Our patient case presented here is unique. It is a rare variant of CD30+ PC-ALCL with a predominant CD8 phenotype and EBV expression. The disease started in the presence of MTX and spontaneous resolved on MTX withdrawal. We hypothesize that the disease was the result of a “two hit” process. The “first hit” was the immunosuppression caused by MTX and the “second hit” resulted in virally-mediated oncogenic stimulation by EBV. These processes played a key role in clonal malignant transformation in this patient. Regression of the lymphomatous lesions upon discontinuation of MTX further supports the hypothesis that the mutual interaction of immunosuppression and oncogenic stimulation were necessary to initiate and sustain the malignant process. Also, in contrast with the aggressive nature of the previously reported cases of CD8/CD30+ PC-ALCL, our patient had a benign course with spontaneous regression and no sign of disease recurrence till the date of this report.

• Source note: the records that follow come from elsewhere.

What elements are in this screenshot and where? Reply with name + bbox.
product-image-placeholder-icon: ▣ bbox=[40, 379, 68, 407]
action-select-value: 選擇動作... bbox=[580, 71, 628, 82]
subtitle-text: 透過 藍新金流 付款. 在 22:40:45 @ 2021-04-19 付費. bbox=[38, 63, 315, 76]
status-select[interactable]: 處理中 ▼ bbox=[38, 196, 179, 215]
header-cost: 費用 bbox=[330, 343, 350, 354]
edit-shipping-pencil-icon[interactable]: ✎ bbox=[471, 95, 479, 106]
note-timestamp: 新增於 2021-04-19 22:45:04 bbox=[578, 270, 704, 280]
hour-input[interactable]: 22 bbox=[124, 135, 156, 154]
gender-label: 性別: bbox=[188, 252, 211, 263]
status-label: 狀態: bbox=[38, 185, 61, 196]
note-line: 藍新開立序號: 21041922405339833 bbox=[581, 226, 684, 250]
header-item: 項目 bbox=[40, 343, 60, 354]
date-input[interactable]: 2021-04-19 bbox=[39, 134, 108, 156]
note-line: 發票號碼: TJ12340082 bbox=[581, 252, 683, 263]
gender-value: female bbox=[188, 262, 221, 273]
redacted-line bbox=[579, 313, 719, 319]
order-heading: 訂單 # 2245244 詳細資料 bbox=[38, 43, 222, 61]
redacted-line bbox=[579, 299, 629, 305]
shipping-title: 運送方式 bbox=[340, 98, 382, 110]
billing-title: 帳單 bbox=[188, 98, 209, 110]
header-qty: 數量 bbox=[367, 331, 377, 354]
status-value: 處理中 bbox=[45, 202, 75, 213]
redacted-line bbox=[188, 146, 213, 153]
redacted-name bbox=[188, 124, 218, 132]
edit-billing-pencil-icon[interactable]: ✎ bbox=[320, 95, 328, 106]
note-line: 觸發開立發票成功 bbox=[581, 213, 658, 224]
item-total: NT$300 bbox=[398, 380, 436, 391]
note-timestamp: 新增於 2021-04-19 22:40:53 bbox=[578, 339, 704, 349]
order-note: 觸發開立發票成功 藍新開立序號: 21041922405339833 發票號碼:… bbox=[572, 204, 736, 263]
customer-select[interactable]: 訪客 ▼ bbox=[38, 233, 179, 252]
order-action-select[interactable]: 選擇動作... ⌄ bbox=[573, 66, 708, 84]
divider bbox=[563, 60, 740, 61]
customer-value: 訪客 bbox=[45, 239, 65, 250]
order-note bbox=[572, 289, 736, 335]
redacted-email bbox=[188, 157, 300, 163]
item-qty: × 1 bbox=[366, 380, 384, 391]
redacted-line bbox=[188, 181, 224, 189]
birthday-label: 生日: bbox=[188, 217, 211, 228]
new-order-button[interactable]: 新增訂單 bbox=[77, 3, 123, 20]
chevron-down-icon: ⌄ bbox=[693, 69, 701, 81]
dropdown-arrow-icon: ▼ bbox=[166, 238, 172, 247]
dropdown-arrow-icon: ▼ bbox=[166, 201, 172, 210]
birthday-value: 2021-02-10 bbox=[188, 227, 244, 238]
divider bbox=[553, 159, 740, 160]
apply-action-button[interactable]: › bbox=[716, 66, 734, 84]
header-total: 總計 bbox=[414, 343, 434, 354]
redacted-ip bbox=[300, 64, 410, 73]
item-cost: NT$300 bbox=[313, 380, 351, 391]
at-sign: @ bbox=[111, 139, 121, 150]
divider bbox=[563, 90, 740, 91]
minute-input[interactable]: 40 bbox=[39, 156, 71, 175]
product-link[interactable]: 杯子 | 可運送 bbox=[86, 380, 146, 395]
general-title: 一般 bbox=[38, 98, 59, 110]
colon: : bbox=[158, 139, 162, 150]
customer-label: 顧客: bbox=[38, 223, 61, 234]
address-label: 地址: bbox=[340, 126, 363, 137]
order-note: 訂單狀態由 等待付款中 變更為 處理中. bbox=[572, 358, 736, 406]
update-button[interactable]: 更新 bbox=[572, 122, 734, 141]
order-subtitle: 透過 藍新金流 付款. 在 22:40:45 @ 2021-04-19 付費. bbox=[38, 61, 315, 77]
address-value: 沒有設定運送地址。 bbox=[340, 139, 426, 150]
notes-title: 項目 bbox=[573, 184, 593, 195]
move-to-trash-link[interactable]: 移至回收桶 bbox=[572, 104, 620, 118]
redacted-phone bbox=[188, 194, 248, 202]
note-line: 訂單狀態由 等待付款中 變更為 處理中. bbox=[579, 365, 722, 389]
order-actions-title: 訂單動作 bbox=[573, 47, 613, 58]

CD30 is a cell surface glycoprotein that has pleiotropic effects on cell growth and survival. It is highly expressed in many LPDs including Hodgkin’s lymphoma, ALCL and MF. The ubiquitous expression of CD30 in CTL makes it an excellent target for monoclonal antibodies and antibody-dependent cell-mediated cytotoxicity (ADCC) [8,16]. Brentuximab Vendotin or Adcetris® is an antibody-drug conjugate (ADC) that targets CD30. This ADC comprises of an anti-CD30 monoclonal antibody attached by a protease-cleavable linker to a cytotoxic agent, monomethyl auristatin E (MMAE). Brentuximab Vendotin is FDA approved for salvage treatment of Hodgkin’s lymphoma and systemic ALCL. Brentuximab Vendotin has shown strong activity in a recent study of 48 patients with CTL. Even though majority of the responses were in patients with MF, Brentuximab Vendotin also showed measurable clinical activity in a small group of patients with LyP and PC-ALCL [17].

Conclusion

We present an interesting and rare case of CD30 and EBV positive CD8 PC-ALCL which arose in the setting of immunosuppression and spontaneously resolved after withdrawal of the offending agent, MTX. We show that after withdrawal of immunosuppression, the malignant clone spontaneously disappeared on biopsy specimens. This case teaches a valuable clinical lesson in recognition of LPDs associated with immunosuppression and subsequent treatment with mere withdrawal of the offending agent, thus, saving the patient from unnecessary treatment. Similar cases that fail to resolve spontaneously on withdrawal of immunosuppression can be possibly treated with new targeted agents like Brentuximab Vedontin.

Disclosure of conflict of interest

William Tse, MD is a member of senior editorial board of American Journal of Blood Research.